Every morning, as I sit at my kitchen table putting up my blog post and sipping on strong tea, a robin comes near the back porch to meet its reflection in an upside-down chrome dog bowl. The robin does a little dance in front of the bowl. The reflection does a dance back to the robin.
I could move the bowl. It’s a little tacky to have it there near my beautiful Anderson slider. But at this point, I don’t want to take away the robin’s dancing buddy.
I can see a lot out of my slider — the fountain where a red headed hummingbird takes a bath in the icy water bubbling out of the top. Or the pair of mourning doves that bathe one at a time while the other keeps watch for danger.
The squirrels come around, waiting for the birds to drop seeds from the feeder. One squirrel used to climb up the screen on the kitchen window and then hurl himself toward the feeder. Imagine his surprise after I took off the screen, and he went sliding down the glass.
The ugly crows come to my fountain, too. They are so much bigger than the song birds, and I hate their squawks. Ever since the towering Eucalyptus tree in the greenbelt was cut down, there have fewer of them around.
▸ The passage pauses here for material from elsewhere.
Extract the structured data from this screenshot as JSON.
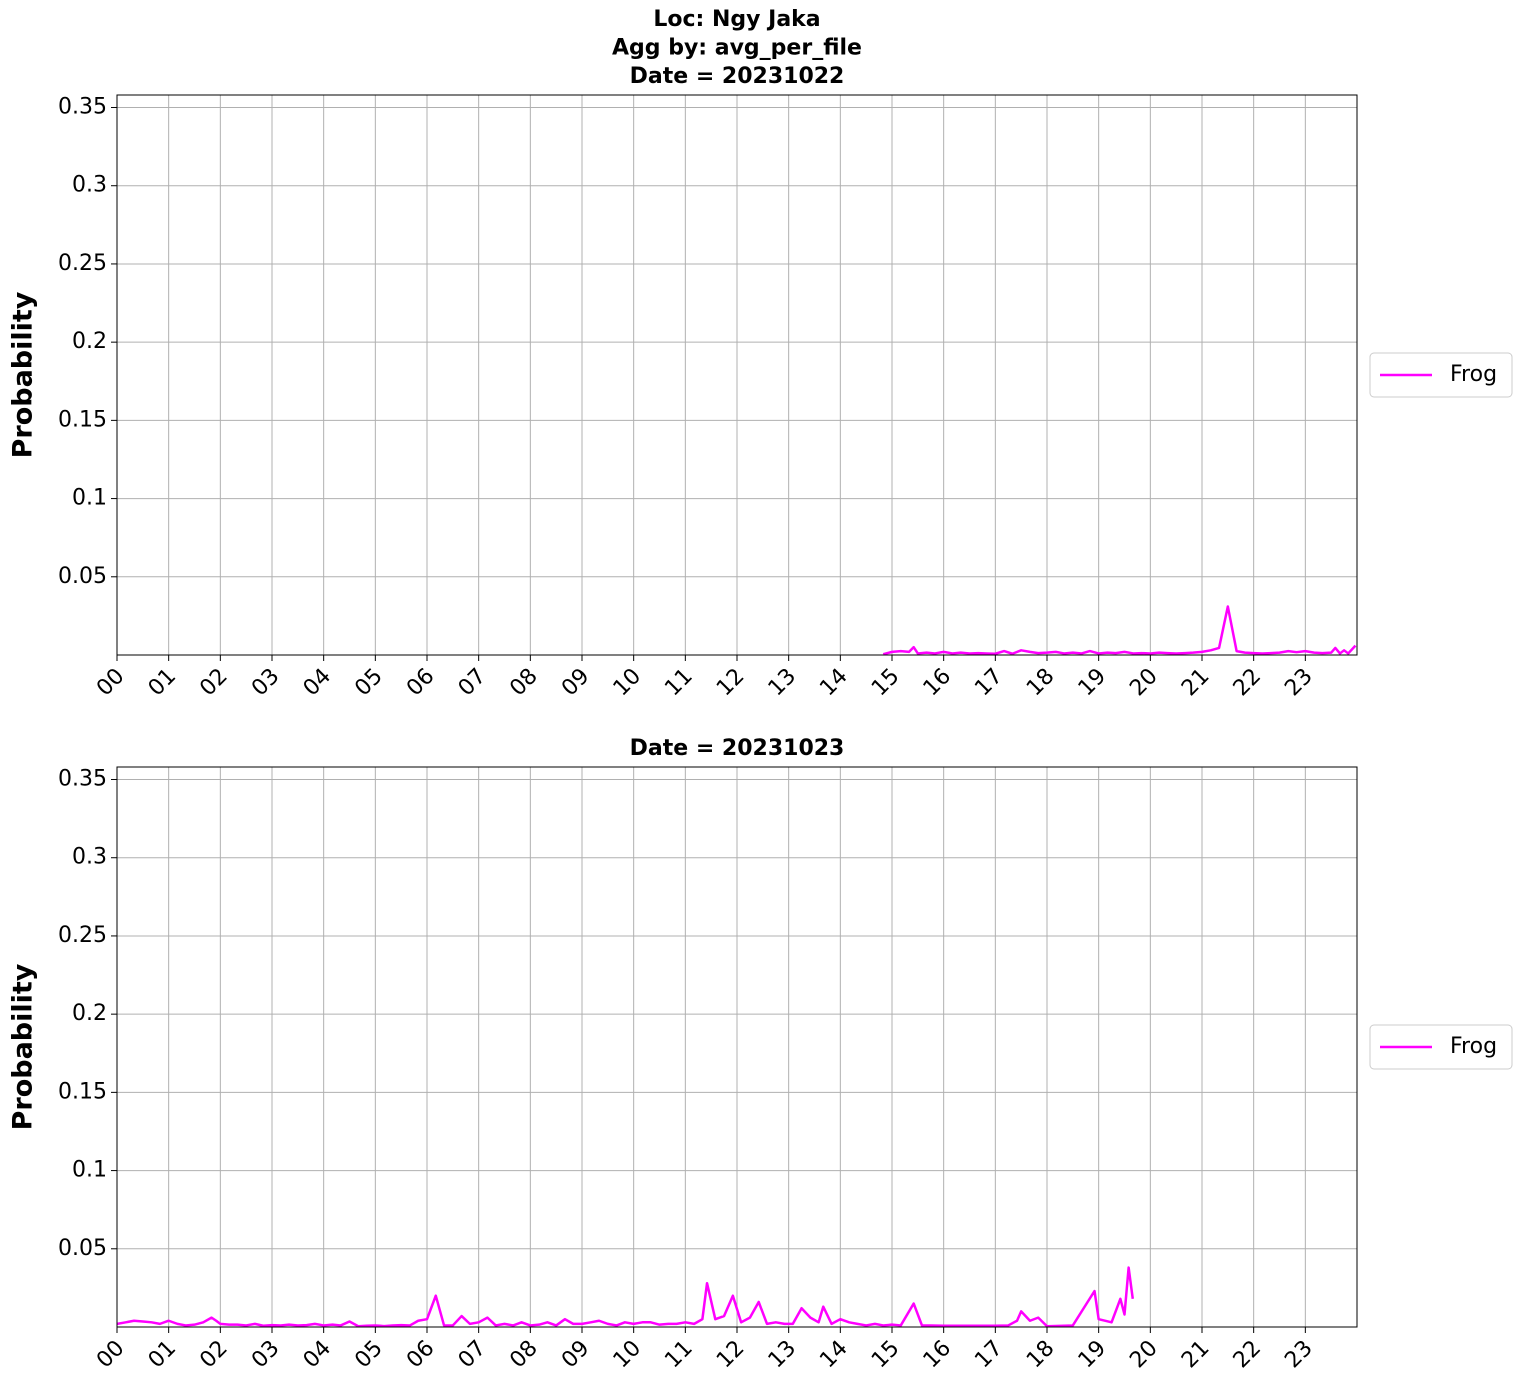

The finches come onto the porch and rest on the planted pots, the cast iron frogs, and the shelf for the hanging trowels. My dogs look at them from their beds by the sliding door. Yes, they want to chase the finches off the porch, but it’s too much work after breakfast.
It is quiet at the kitchen table. The only sounds are the furnace running and a jet passing overhead. There has been a Facebook post circulating that the brain needs quiet to generate new cells. Researchers have proven it in mice.
I am a big fan of quiet. Now that my sister lives with me, the TV is on from morning to night. She isn’t up yet. I savor the peace in the house right now.
I think I’ll make another cup of tea.